Little Sisters of the Poor beats Wisconsin in Rose Bowl
We all heard or read Ohio State President E. Gordon Gee's controversial opinion of highly ranked, non-AQ (non-BCS schools) football programs. "I do know, having been both a Southeastern Conference president and a Big Ten president, that it’s like murderers row every week for these schools," Gee said. "We do not play the Little Sisters of the Poor." Big Ten representative Wisconsin then promptly got dominated on Jan. 1 by some scruffy-dressed, pigtailed pixies with empty tin cups in their outstretched hands, losing the Rose Bowl to TCU, 21-19. OK, so the Badgers played them and lost, and Gee has egg on his face. Can we now get rid of the bowl tie-ins? And the constant disrespect?

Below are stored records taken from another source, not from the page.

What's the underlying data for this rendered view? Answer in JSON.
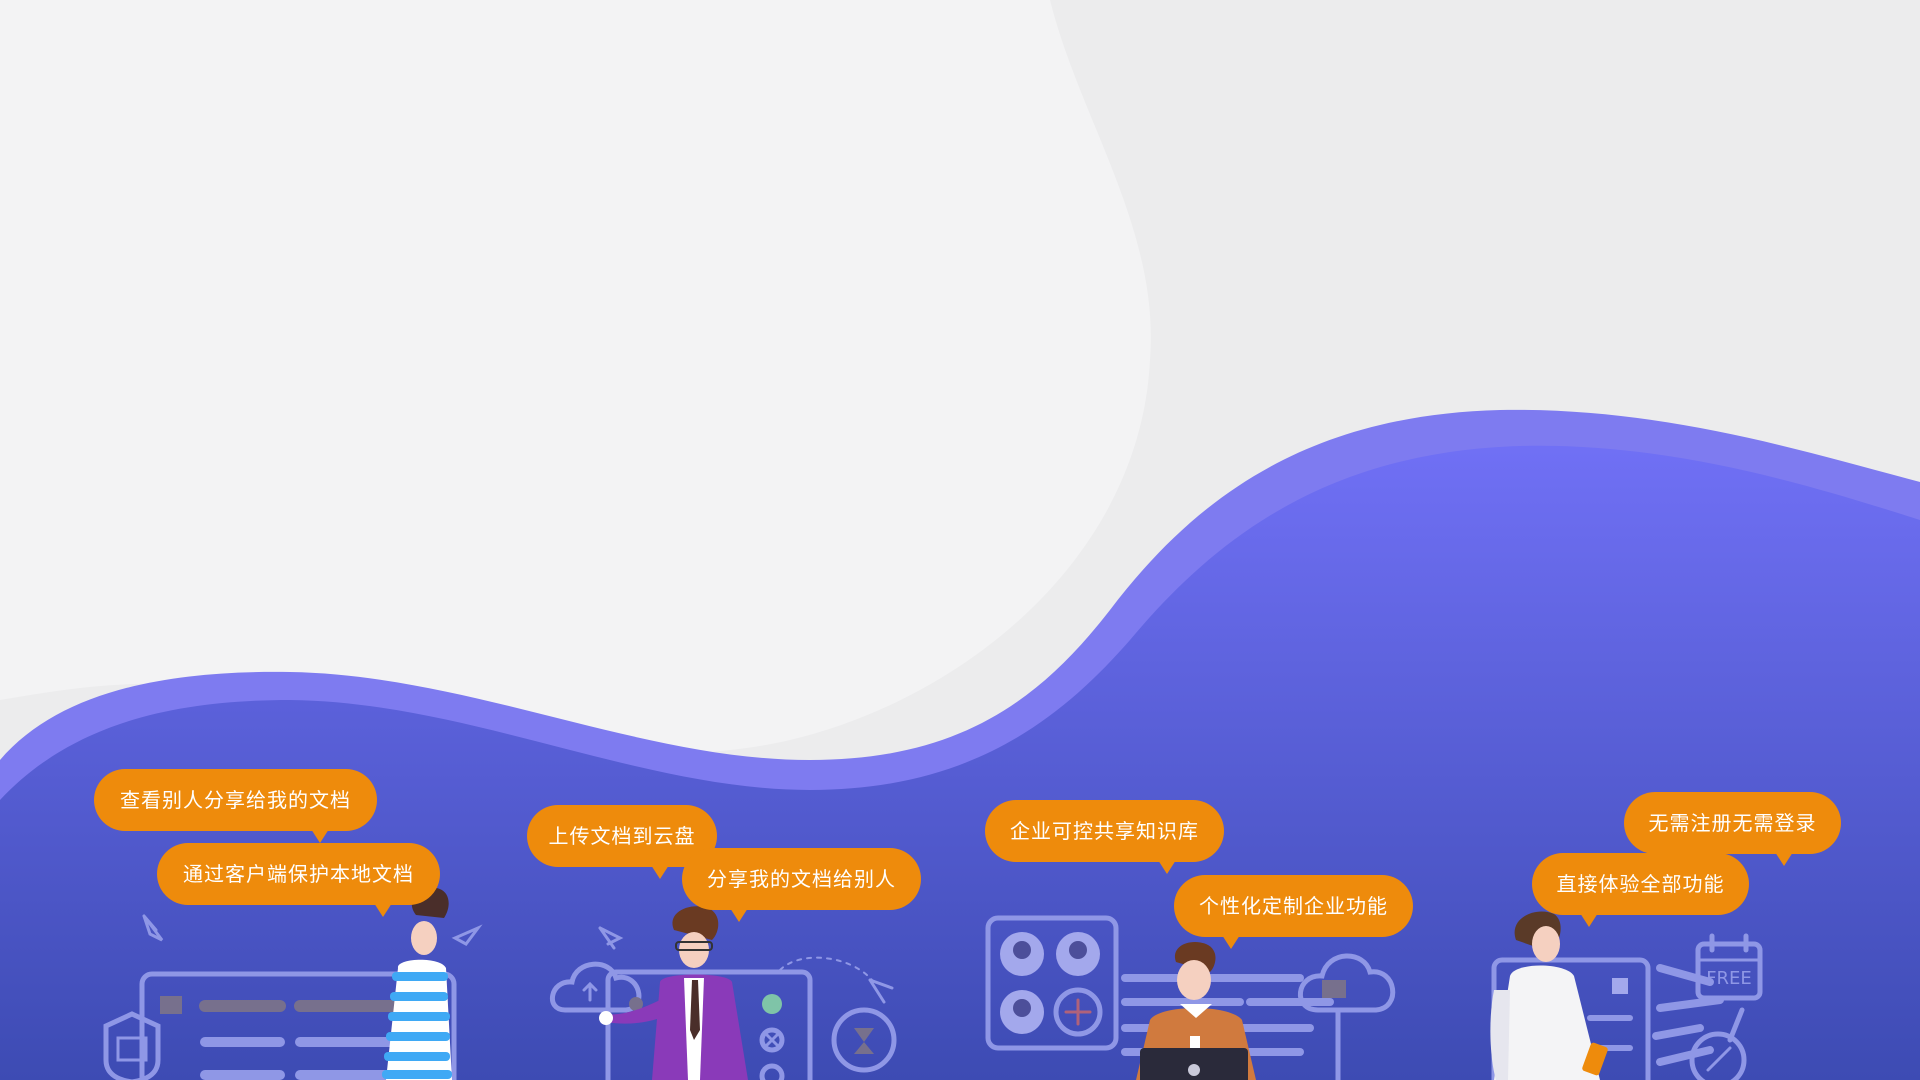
{
  "colors": {
    "background": "#f2f2f3",
    "wave_top": "#7d7af4",
    "wave_main": "#5e5eea",
    "wave_bottom": "#3f4cb8",
    "bubble": "#ee8b0c",
    "bubble_text": "#ffffff",
    "line_art": "#8f97e6"
  },
  "features": [
    {
      "bubbles": [
        "查看别人分享给我的文档",
        "通过客户端保护本地文档"
      ],
      "icons": [
        "shield-icon",
        "pc-icon",
        "folder-icon",
        "document-list-icon",
        "paper-plane-icon"
      ]
    },
    {
      "bubbles": [
        "上传文档到云盘",
        "分享我的文档给别人"
      ],
      "icons": [
        "cloud-upload-icon",
        "checklist-icon",
        "hourglass-icon",
        "paper-plane-icon"
      ]
    },
    {
      "bubbles": [
        "企业可控共享知识库",
        "个性化定制企业功能"
      ],
      "icons": [
        "team-grid-icon",
        "add-member-icon",
        "cloud-folder-icon",
        "laptop-icon"
      ]
    },
    {
      "bubbles": [
        "无需注册无需登录",
        "直接体验全部功能"
      ],
      "icons": [
        "calendar-icon",
        "free-badge-icon",
        "compass-icon",
        "phone-icon"
      ]
    }
  ]
}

The Big Ten's nasty New Year's Day hangover
A miserable 0-5. That was the bowl record of the five Big Ten teams playing on Jan. 1. Michigan and Michigan State lost by a collective 101-21 to Mississippi State and Alabama, respectively. Penn State lost to Florida, and Northwestern lost to Texas Tech. Then there was TCU beating Wisconsin in the Rose Bowl, a game usually associated with both a Pac-10 and Big Ten champion playing. The Big Ten finished with a humbling 3-5 bowl record.
Getty ImagesMike Ehrmann
Ohio State allows 'suspended' players to play in Sugar Bowl
Big Ten football followers have been known to rip the SEC for not being tougher on its athletes who have violated team rules. Actually, most of college football nation has taken a shot at the SEC for the practice of appearing to take a soft or delayed disciplinary stance on these types of matters. But when Ohio State had its opportunity for the Sugar Bowl to sit out five players who had received improper benefits, the school opted to play them in the bowl and sit them out for the first five games of the 2011 season. The Buckeyes beat Arkansas on the field, 31-26, and beat the SEC at its own so-called game.